The Malaysian government has slammed the move by the United States authorities to seize US$540 million (S$745 million) in assets allegedly stolen from state investor 1MDB.
It said the Department of Justice (DoJ) failed to seek cooperation from both the government and 1MDB's management over the matter.
Prime Minister Najib Razak's press secretary, Tengku Sarifuddin Tengku Ahmad, in a statement yesterday expressed concern over the "unnecessary and gratuitous" naming of certain matters and individuals that he claimed is tantamount to "domestic political manipulation and interference".
In its third civil lawsuit filing on Thursday, the DoJ said it has taken action to recover misappropriated assets from 1Malaysia Development Bhd (1MDB). These included a pink diamond necklace worth US$27.3 million allegedly bought for Datuk Seri Najib's wife Rosmah Mansor by businessman Low Taek Jho, who has said he was an unofficial adviser to 1MDB in its early years.
Tengku Sarifuddin said the public disclosure of the case "suggests a motivation that goes beyond the objective of seizing assets".
In an e-mailed statement issued through a representative, Mr Low said the DoJ's actions were "a further example of global overreach in pursuit of a deeply flawed case", Reuters reported yesterday.
"The US Department of Justice's latest move continues its inappropriate efforts to seize assets despite not having proven that any improprieties have occurred," Mr Low said, as quoted by the news agency.
The DoJ is alleging that more than US$4.5 billion was stolen from 1MDB, a sovereign fund set up by Mr Najib in 2009. "We simply will not allow the United States to be a place where corrupt individuals can expect to hide assets and lavishly spend money that should be used for the benefit of citizens of other nations," Mr Kenneth Blanco, Acting Assistant Attorney-General, said in a statement when announcing the latest lawsuit. The DoJ's move was its first in the 1MDB case under Mr Donald Trump's five- month-old administration.
The scandal which blew up in 2015 saw Mr Najib sacking his former deputy Muhyiddin Yassin and the attorney-general.

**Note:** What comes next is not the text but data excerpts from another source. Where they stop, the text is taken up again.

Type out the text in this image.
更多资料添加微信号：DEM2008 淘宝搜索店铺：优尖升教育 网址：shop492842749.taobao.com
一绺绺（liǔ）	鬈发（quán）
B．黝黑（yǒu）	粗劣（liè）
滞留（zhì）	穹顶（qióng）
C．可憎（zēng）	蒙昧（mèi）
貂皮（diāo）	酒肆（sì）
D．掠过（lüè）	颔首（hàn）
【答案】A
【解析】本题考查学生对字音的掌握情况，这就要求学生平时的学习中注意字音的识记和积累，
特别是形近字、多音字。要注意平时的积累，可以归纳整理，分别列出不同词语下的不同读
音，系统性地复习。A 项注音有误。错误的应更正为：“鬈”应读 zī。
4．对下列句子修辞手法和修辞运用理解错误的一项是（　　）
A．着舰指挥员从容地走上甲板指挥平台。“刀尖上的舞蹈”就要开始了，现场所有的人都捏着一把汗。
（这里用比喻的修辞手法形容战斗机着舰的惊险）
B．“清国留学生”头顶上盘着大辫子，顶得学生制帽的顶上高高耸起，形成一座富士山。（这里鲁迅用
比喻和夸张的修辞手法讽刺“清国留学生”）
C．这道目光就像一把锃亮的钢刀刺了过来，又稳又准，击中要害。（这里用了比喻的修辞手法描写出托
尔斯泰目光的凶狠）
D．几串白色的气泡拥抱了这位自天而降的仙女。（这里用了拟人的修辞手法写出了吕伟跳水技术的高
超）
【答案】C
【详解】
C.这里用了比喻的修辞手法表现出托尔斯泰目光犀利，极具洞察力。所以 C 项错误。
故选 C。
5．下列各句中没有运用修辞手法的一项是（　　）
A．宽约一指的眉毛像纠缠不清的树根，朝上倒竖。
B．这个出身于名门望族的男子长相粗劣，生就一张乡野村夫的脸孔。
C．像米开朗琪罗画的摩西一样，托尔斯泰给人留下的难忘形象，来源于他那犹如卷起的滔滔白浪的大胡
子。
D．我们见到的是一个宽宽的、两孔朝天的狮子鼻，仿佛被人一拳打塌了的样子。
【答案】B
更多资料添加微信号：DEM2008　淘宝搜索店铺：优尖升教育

Critics see the investigations as having stalled in Malaysia, while the legal authorities in places including Switzerland, Luxembourg and Hong Kong are continuing with their probes.
Opposition veteran Lim Kit Siang has urged Mr Najib to resolve the "bigger" 1MDB scandal with the level of conviction he had shown in dealing with the financial crisis engulfing Felda Global Ventures, a plantation company linked closely to the Premier's Malay voter base.
In Singapore, where some of the 1MDB funds were believed to have flowed out from Malaysia, four bankers have been jailed for fraud related to the affair and two Swiss- based banks were shut down.
Malaysia's Attorney-General Mohamed Apandi Ali yesterday called the latest filing a "repeat" of last year's suit. He said there is no evidence of misappropriation of 1MDB funds, nor has there been any criminal charge against any individual.
1MDB in its statement noted that the civil lawsuit does not contain any appendices with documentary proof or witness statements to support the allegations.
Amid talk of a general election soon, political analyst Asrul Hadi Abdullah Sani said: "The allegations in the filing are quite damning but will the opposition be able to... capitalise on this? I think not."